The very idea sends a violent shiver down his spine.
❝I designed the car to emulate one, but time-travel is simply just not possible with our current understanding of the universe. That, unfortunately, still remains firmly grounded in the realm of science-fiction.❞
With each minute she spent in the company of this mam, the more convinced Scully became that there was something to this case. She might not agree with Mulder that there was something extra-terrestrial to all of it, but she couldn't deny that there was something strange; Emmett Brown was just too agitated to be simply a man who indulged in his love of fiction and a passion for theoretical science. She could understand a certain degree of worry that most civilians experienced when in a room such as this, particularly when the FBI was involved, but the worry in his demeanour went beyond that. The man was hiding something that was significant enough to have him completely on edge.

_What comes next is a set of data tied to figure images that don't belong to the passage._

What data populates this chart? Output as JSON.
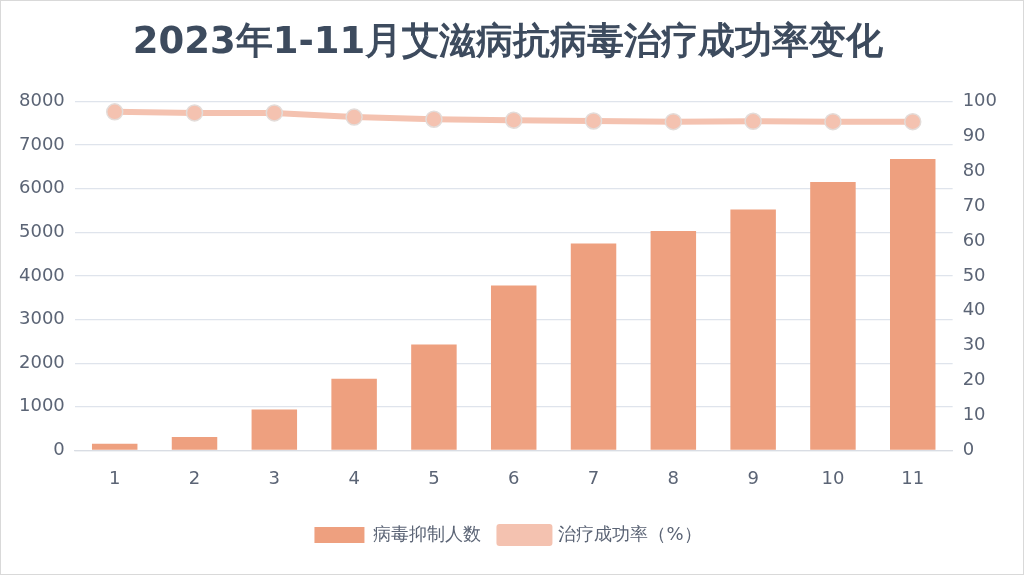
{
  "chart_data": {
    "type": "bar",
    "title": "2023年1-11月艾滋病抗病毒治疗成功率变化",
    "categories": [
      "1",
      "2",
      "3",
      "4",
      "5",
      "6",
      "7",
      "8",
      "9",
      "10",
      "11"
    ],
    "series": [
      {
        "name": "病毒抑制人数",
        "color": "#eea07f",
        "values": [
          150,
          310,
          940,
          1640,
          2430,
          3780,
          4740,
          5030,
          5520,
          6150,
          6680
        ]
      },
      {
        "name": "治疗成功率（%）",
        "type": "line",
        "axis": "y2",
        "color": "#f4c2b0",
        "values": [
          97.0,
          96.7,
          96.7,
          95.5,
          94.9,
          94.6,
          94.4,
          94.2,
          94.3,
          94.2,
          94.2
        ]
      }
    ],
    "ylim": [
      0,
      8000
    ],
    "yticks": [
      0,
      1000,
      2000,
      3000,
      4000,
      5000,
      6000,
      7000,
      8000
    ],
    "y2lim": [
      0,
      100
    ],
    "y2ticks": [
      0,
      10,
      20,
      30,
      40,
      50,
      60,
      70,
      80,
      90,
      100
    ],
    "grid": "y",
    "legend": "bottom",
    "marker": "circle",
    "line_style": "solid"
  }
}
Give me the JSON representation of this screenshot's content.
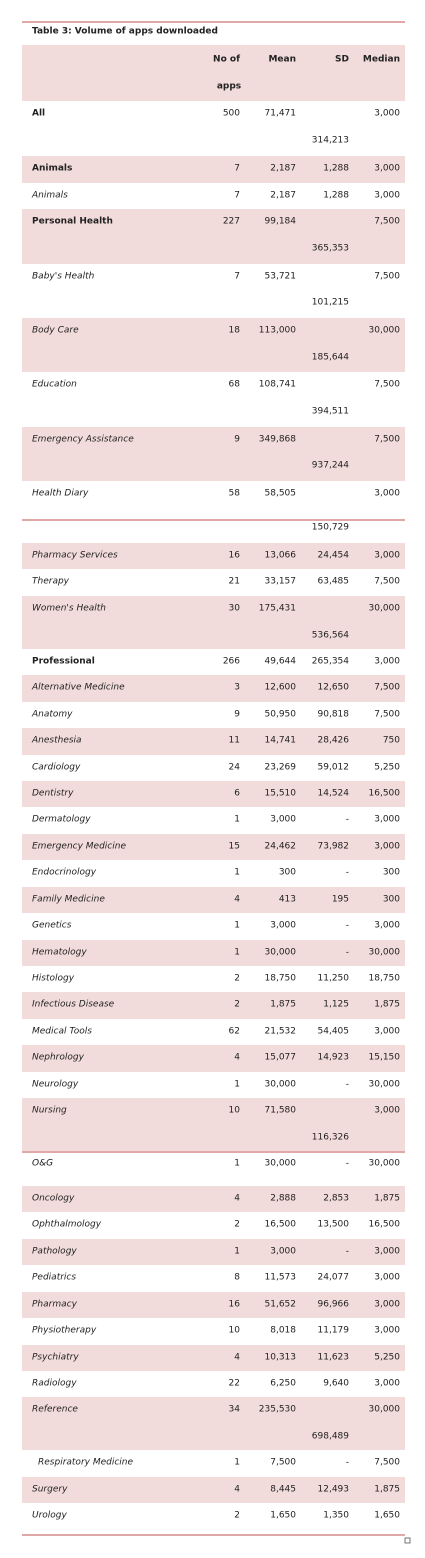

"In my experience the effect of science-fiction on reality is rarely beneficial," she replied with the heavy sigh of experience. If it didn't cause naivety and mistakes, then it instead prompted inhuman and immoral experiments, practised on society by an uncaring government. She doubted Dr Brown would still have his enthusiasm if he knew the things she learned over her years on the X Files.
"In the 1940s?" She repeated, looking at him with a deadpan expression. "You were employed by the government in the 1940s?" She did the math quickly in her head, making a mental note to check his files for his birth date later. If she had to guess, she'd say the man had to have been in his teens at the most in the 40s and it made his claim less than probable. Of course the decade would only serve to cement Mulder's point; the obsession with aliens in the United States had, after all, begun in 1947.
"I ask because, in my work for the FBI, I have come across vehicles, particularly aircraft, that has capabilities that shouldn't be possible. Technology that is hidden by government factions for secret projects; I imagine if you had worked on such a project and had retained technology to use for your own personal entertainment that that not only might cause the effects your car left behind, but it would also explain--"
Before she could finish, the door to the interview room opened wide, the handle knocking a little against the wall as Mulder marched in, a look of triumph on his face that only left her feeling concerned.
"He's a time-traveller, Scully," he declared firmly. "That's what the car is. I don't know how you did it," he added, turning to look at Dr Brown, "but you made a time machine, didn't you?"
"Oh, brother," Scully muttered to herself, dropping her head into her hands.